Another bitcoin core committer, Jeff Garzik, provided analysis of the features of the various Bitcoin scalability proposals, including BIP100, BIP101, BIP103 and BIP106.
He indicated that BIP100 shifts the block size selection to free market, avoids anointing developers, and gives miners input on fee income. The bitcoin community’s response has been that it gives miners to much control, miners can sell votes costlessly, and the limit increase is too large. In contrast, he highlighted how BIP101 and BIP103 are predictable and do not have free market sensitivity.
Obviously trying to avoid controversy, he added only a few specific comments about BIP101:
BIP101 has the theme of predictable growth. Immediate jump to 8 MB, doubles every 2 years. Activation is 750 of 1,000 blocks to indicate support, then a 2 week grace period to turn on. It’s predictable increase, so that’s good from a user perspective. There’s no miner sensitivity. The fee market is significantly postponed, as blocks are a limited resource, and transaction fees are bidding for that limited resource, if you have 4 MB of traffic in 8 MB max block size, then you have no fee competition so fees would stay low. Community feedback is that it’s a big size bump. There was negative community reaction to politics around bitcoin-xt drama.
That’s all I have to say about that.
Garzik concluded by saying that, for him, “vendor hats are off now.” He added that the Bitcoin Core can do lots of theorizing and testing, but the Internet is the “best test lab in the world.” The only way to get the full field data is actually do a real hard-fork. There is venture capital consensus that wants to be go beyond 1 MB block size, while. the technical consensus is that going above 1 MB presents security risks. He opined that this was “poor signalling” for users.

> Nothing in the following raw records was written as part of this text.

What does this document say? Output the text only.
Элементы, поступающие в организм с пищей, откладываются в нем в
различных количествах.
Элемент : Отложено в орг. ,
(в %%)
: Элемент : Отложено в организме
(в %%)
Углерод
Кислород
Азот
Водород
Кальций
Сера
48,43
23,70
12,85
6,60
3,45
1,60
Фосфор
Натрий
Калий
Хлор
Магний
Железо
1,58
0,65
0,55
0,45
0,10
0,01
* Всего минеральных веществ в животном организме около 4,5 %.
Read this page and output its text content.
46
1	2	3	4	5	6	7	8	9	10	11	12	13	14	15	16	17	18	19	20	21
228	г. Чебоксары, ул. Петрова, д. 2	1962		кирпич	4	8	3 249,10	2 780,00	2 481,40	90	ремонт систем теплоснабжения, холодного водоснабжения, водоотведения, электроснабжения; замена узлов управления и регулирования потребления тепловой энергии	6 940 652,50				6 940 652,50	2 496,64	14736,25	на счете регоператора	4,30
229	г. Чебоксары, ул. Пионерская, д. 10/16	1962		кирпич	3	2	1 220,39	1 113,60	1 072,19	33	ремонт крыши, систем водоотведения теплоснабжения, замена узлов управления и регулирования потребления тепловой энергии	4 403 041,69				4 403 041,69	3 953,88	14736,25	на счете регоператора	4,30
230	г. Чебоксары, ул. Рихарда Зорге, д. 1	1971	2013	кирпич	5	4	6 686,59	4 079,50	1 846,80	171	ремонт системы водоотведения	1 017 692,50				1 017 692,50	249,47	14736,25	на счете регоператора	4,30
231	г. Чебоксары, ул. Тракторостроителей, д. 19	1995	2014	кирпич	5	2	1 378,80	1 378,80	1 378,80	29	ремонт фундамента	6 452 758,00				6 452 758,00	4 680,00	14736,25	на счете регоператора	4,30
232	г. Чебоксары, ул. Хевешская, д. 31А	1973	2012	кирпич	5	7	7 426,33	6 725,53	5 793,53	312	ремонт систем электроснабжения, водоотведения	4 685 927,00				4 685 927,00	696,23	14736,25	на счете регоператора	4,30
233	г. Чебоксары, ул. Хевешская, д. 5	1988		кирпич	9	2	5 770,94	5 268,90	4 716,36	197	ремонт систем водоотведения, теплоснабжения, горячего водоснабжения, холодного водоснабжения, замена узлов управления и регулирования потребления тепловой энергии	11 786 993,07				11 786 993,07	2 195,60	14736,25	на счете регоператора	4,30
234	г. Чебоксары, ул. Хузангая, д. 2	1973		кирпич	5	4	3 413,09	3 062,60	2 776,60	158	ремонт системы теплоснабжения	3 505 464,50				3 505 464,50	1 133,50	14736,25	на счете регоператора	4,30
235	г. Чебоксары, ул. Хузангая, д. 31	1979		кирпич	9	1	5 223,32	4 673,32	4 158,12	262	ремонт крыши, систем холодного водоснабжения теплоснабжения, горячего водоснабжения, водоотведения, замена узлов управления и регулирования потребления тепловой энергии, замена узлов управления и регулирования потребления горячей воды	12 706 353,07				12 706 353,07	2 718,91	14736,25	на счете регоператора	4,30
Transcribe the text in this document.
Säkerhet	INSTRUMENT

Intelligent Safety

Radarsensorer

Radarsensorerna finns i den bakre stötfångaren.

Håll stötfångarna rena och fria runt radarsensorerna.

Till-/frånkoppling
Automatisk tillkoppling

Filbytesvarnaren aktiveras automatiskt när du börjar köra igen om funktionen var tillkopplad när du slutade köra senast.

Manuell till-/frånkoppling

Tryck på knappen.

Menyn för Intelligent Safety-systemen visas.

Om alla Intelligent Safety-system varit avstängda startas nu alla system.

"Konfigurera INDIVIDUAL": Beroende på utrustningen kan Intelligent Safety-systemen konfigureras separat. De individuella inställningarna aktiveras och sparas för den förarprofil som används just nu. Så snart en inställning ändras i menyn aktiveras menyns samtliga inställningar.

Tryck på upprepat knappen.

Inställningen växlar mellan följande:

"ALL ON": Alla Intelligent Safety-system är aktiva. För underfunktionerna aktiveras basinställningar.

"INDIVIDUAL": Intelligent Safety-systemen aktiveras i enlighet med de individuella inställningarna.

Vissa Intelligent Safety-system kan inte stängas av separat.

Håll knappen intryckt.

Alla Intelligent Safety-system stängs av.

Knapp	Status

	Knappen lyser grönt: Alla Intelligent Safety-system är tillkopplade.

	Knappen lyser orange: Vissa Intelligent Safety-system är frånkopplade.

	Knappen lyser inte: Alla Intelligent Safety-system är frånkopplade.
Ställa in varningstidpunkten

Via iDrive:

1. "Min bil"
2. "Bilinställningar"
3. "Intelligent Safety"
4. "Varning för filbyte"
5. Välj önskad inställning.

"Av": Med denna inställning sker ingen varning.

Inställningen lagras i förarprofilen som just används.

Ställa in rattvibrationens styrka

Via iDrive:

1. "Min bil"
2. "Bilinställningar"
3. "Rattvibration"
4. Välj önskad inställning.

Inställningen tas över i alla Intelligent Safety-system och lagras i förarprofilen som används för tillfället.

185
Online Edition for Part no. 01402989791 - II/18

We have been kicking the can down the road, we have integrated libsecp256k1 to increase validation speed and validation cost. These are big metrics in our system. We have been making positive strides on this. This should reduce some of the pressure to change the block size. The difficulty is finding an algorithm that cannot be gamed, cannot be bought, and is sensitive to miners. You can get 2 out of 3 but not all 3.